Люся осталась сидеть, только натянула на озябшие плечи одеяло. Отца у нее давно не было, а мать работала медсестрой в подмосковном госпитале. Однако старшая сестра как могла помогала Люсе.
— Думаешь, четыреста граммов чернушки для молодого мужика — еда? А приварок этот столовский? В мирное время бездомный кобель есть не станет. — Она помолчала, прислушалась. — Спишь, что ли?
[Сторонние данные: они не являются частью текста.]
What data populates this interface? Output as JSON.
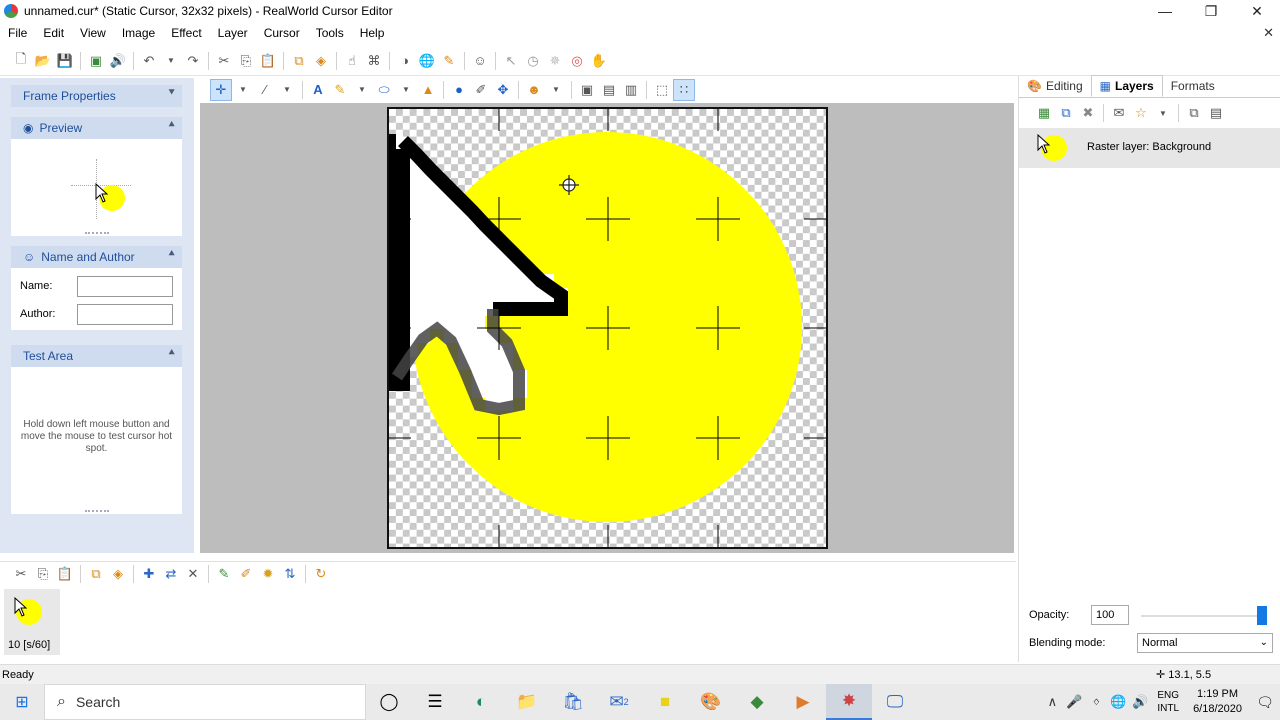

Люся шмыгнула носом. Говорить она не могла.
— А теперь — рабочая карточка, Трудно, конечно, зато сытнее. Перебьется. Ты хоть знаешь, что он учебу бросать хотел?
— Не знаю, — испугалась Люся. — Почему?
— Да все потому. Придет на урок по пению, а его эта ваша старая учительница и спрашивает: «Ел сегодня»? — «Нет, — говорит, — не успел». А какой там «не успел», — нечего было утром-то поесть. Она в авоську лезет, вынимает кастрюльку: «Пока не съедите, заниматься не будем!» Он — ни в какую. Она — чуть не в слезы. Когда желудок пустой — диафрагма не держится, — со знанием дела пояснила Маруська. — Дыхание получается короткое. Не споешь так, как надо.
— Боже мой! — только и могла произнести Люся, ошеломленная и тем, что рассказала Маруська, и тем, что она все это знала, имела какое-то право на сочувствие и, быть может, чем-то помогала Антону.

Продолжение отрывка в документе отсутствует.